Updated guidelines for prevention of chronic migraine headache were unveiled during the 2012 Annual Meeting of the American Academy of Neurology.
New Orleans, LA—Updated guidelines for prevention of chronic migraine headache were unveiled during the 2012 Annual Meeting of the American Academy of Neurology and published simultaneously in Neurology on April 24, 2012.
The new guidelines include some changes from previous guidelines based on the totality of evidence. Topiramate is now recommended for prevention based on level A evidence, while gabapentin and verapamil have been downgraded and are no longer considered effective or probably effective.
“These guidelines tell us how good the evidence is for various drugs and over-the-counter (OTC) approaches to migraine prevention, not whether they may work. There may be drugs out there that work but have no clinical trial evidence,” explained Stephen D. Silberstein, MD, Jefferson Headache Center at Thomas Jefferson University in Philadelphia, PA.
Despite the availability of effective preventive treatments, they are underutilized by chronic migraine sufferers. About 38% of people who suffer from migraine could benefit from preventive treatment, but less than one-third of these people currently use them, Dr Silberstein said. Preventive treatments are taken every day, whether or not migraine is occurring, and they can reduce the frequency of attacks by more than 50%, he noted.
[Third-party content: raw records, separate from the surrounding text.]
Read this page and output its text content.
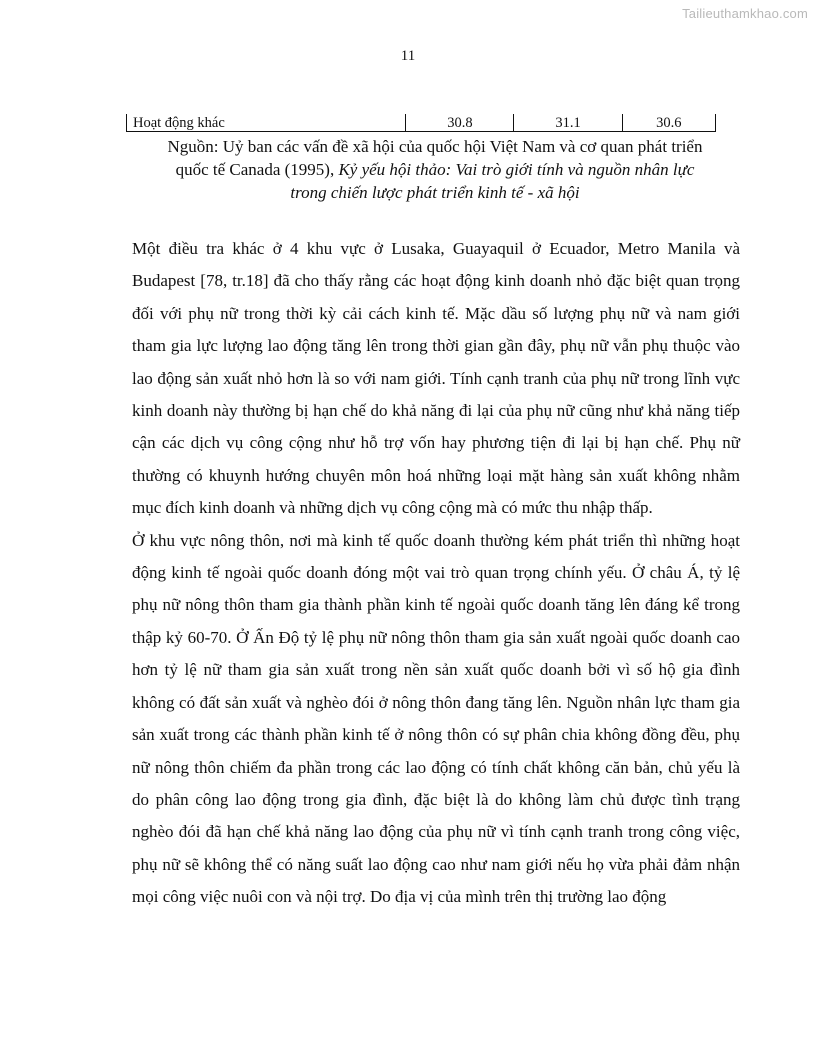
Tailieuthamkhao.com
11
Hoạt động khác	30.8	31.1	30.6
Nguồn: Uỷ ban các vấn đề xã hội của quốc hội Việt Nam và cơ quan phát triển
quốc tế Canada (1995), Kỷ yếu hội thảo: Vai trò giới tính và nguồn nhân lực
trong chiến lược phát triển kinh tế - xã hội

Một điều tra khác ở 4 khu vực ở Lusaka, Guayaquil ở Ecuador, Metro Manila và Budapest [78, tr.18] đã cho thấy rằng các hoạt động kinh doanh nhỏ đặc biệt quan trọng đối với phụ nữ trong thời kỳ cải cách kinh tế. Mặc dầu số lượng phụ nữ và nam giới tham gia lực lượng lao động tăng lên trong thời gian gần đây, phụ nữ vẫn phụ thuộc vào lao động sản xuất nhỏ hơn là so với nam giới. Tính cạnh tranh của phụ nữ trong lĩnh vực kinh doanh này thường bị hạn chế do khả năng đi lại của phụ nữ cũng như khả năng tiếp cận các dịch vụ công cộng như hỗ trợ vốn hay phương tiện đi lại bị hạn chế. Phụ nữ thường có khuynh hướng chuyên môn hoá những loại mặt hàng sản xuất không nhằm mục đích kinh doanh và những dịch vụ công cộng mà có mức thu nhập thấp.

Ở khu vực nông thôn, nơi mà kinh tế quốc doanh thường kém phát triển thì những hoạt động kinh tế ngoài quốc doanh đóng một vai trò quan trọng chính yếu. Ở châu Á, tỷ lệ phụ nữ nông thôn tham gia thành phần kinh tế ngoài quốc doanh tăng lên đáng kể trong thập kỷ 60-70. Ở Ấn Độ tỷ lệ phụ nữ nông thôn tham gia sản xuất ngoài quốc doanh cao hơn tỷ lệ nữ tham gia sản xuất trong nền sản xuất quốc doanh bởi vì số hộ gia đình không có đất sản xuất và nghèo đói ở nông thôn đang tăng lên. Nguồn nhân lực tham gia sản xuất trong các thành phần kinh tế ở nông thôn có sự phân chia không đồng đều, phụ nữ nông thôn chiếm đa phần trong các lao động có tính chất không căn bản, chủ yếu là do phân công lao động trong gia đình, đặc biệt là do không làm chủ được tình trạng nghèo đói đã hạn chế khả năng lao động của phụ nữ vì tính cạnh tranh trong công việc, phụ nữ sẽ không thể có năng suất lao động cao như nam giới nếu họ vừa phải đảm nhận mọi công việc nuôi con và nội trợ. Do địa vị của mình trên thị trường lao động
Based on existing evidence from 29 class I or II studies, the following prescription drugs have level A evidence to support their use for reducing the frequency and severity of migraine attacks: divalproex sodium, sodium valproate, topiramate (all antiseizure medications); and metoprolol, propranolol, and timolol (all beta-blockers). Lamotrigine, another antiseizure drug, was not found effective for migraine prevention.
Evidence for OTC and complementary medicine was also reviewed. The herbal preparation of Petasites (common name butterbur) was deemed effective for migraine prevention based on level A evidence. Treatments identified as “probably effective” based on level B evidence include the nonsteroidal anti-inflammatory drugs fenoprofen, ibuprofen, ketoprofen, naproxen, naproxen sodium, and subcutaneous histamine; and the complementary treatments magnesium, MIG-99 (feverfew extract), and riboflavin.
“Migraines can get better or worse over time, and people should discuss these changes in the pattern of attacks with their doctors and see whether they need to adjust their dose, stop their medications, or switch to a different medication. In addition, people need to keep in mind that all drugs, including OTC and complementary treatments, can have side effects or interact with other medications, which should be monitored,” Dr Silberstein commented.